There’s been another twist in the Breckenridge troll drama.
Thomas Dambo, the Danish artist behind Breckenridge’s popular wooden troll Isak Heartstone, posted on Instagram Friday that town council offered him the chance to rebuild the public art piece somewhere else after it was taken down Thursday.
“The city took him gently apart, and once the snow melts, I will be back to rebuild him in a new location,” he wrote.
In the post, Dambo said the town offered two new locations: Illinois Creek behind the Stephen C. West Ice Arena and along the River Trail near Breckenridge Recreation Center.
Breckenridge spokeswoman Haley Littleton said both areas were ideal given their proximity to downtown, access to parking and beautiful surroundings that fit the piece. Littleton said details were still being worked out, so she was unable to answer at the time when the piece would be rebuilt and how much the town will pay Dambo to do so. Dambo was originally given a $40,000 commission for the piece.
Although town council voted to tear Isak down after neighbors complained, she said workers de-installed the piece in a way that would salvage as much as possible so Isak could be relocated.
This latest development was first reported by Summit Daily, which has been following the troll’s progress since the drama began.
Isak was built for Breckenridge’s summer arts festival. The troll is one of 40 trolls made from recycled wood around the world. He sat about a mile up the Wellington Trail and quickly became wildly popular, which sparked tensions with neighbors.
Nearby homeowners took concerns about illegal parking, littering and a loss of privacy, among other things, to the town council. The structure was initially intended to stay up for as long as it weathered the elements, which was expected to be roughly three years.
Dambo reacted to the council’s decision to take down Isak by putting a plea on social media to save the troll, asking for the chance to relocate him to a new home.
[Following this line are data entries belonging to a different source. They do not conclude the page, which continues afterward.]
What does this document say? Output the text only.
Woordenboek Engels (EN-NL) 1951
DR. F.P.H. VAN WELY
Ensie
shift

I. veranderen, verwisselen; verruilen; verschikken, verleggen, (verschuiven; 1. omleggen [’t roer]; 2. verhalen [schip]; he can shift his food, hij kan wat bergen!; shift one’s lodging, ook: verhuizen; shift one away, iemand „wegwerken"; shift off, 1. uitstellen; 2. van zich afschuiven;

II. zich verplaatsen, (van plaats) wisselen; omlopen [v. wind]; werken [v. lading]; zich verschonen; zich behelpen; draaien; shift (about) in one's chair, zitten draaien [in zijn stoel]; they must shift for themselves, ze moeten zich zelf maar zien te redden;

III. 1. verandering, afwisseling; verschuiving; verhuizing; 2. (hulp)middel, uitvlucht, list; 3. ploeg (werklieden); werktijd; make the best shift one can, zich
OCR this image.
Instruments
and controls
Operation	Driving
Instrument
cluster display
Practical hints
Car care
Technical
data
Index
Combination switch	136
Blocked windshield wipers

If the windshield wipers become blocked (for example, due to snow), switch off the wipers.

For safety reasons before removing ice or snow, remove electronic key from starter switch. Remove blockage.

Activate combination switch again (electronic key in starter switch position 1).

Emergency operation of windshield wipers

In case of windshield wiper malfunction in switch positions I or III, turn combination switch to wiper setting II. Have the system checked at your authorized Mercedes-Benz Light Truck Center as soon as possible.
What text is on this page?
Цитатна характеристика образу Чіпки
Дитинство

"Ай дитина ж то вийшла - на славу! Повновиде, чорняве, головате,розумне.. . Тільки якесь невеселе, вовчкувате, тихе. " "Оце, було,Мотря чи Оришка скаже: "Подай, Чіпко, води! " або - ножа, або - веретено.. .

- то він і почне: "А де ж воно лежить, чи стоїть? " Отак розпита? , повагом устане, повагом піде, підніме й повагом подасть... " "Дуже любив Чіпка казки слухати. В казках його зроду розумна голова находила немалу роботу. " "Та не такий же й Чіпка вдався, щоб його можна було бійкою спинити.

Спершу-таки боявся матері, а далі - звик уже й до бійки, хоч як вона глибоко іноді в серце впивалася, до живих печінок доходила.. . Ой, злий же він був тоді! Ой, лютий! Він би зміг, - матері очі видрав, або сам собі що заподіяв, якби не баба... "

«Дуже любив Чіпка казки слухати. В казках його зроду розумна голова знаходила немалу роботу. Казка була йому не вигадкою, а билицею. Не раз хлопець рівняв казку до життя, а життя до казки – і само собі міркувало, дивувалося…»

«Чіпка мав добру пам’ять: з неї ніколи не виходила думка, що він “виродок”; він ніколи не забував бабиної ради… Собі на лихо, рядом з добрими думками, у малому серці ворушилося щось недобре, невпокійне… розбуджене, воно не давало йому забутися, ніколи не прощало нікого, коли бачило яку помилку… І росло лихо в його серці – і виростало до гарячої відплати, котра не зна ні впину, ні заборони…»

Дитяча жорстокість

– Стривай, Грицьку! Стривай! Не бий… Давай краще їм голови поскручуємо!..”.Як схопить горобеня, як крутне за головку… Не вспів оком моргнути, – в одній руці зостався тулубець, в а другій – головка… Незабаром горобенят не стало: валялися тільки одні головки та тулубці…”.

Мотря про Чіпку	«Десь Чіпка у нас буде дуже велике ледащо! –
View this post on Instagram
HELP ME SAVE ISAK ❤ HEARTSTONE! Yesterday Breckenridge voted to break down my new sculpture Isak Hearthstone. Several media outlets have asked for my opinion – so here goes. Isak Hearthstone is part of a series that now counts 40 recycled trolls, that sit in nature all around the world. I make these sculptures out of local scrap wood, with the help of local volunteers. To show the world how much potential and beauty lays hidden in our trash. Isak got his name after 3 local girls came and gave me a heart shaped rock, that we together built into his chest – and thus his name came to be. Isak Heartstone sits on hiking trail in the out skirts beautifull ski and hiking town Breckenridge. I made it 3 month ago and since then it has become so popular that it has created problems, problems the city council finds so severe – they now have voted to break Isak Hearthstone down. The problem is to my understanding, that some people park in a near by residential area, and it has upset a small group of local citizens because of the extra cars on the streets. I have been told that a local bus last year in one day brought 3 people to the local bus stop – this year on the same date the bus brought 3000, so many they renamed the bus the “Troll Trolley” on Instagram there are more than 500 uploads with the hashtag #Isakheartstone. I love to see all these people and photos, last week a guy even dressed up as Isak for Halloween. I think its incredible that a pile of scrap wood can create so many feelings, experiences and emotions and I think it teaches us how important it is to recycle and not just discard the materials and products we use. But because of this I also think it would be a disaster if all the time, love and effort put in to building this giant friendly troll would go to waste – so if you all could please help me find a new home for Isak Hearthstone by sharing/taggin/commenting one this post it would mean a lot. Lastly I want to state that 1. I don’t think its jolly happy days that the sculpture is to be taken down after only 3 months, like some medias quoted me and 2. the integral structure of the sculpture is built to withstand 3 years in the local weather.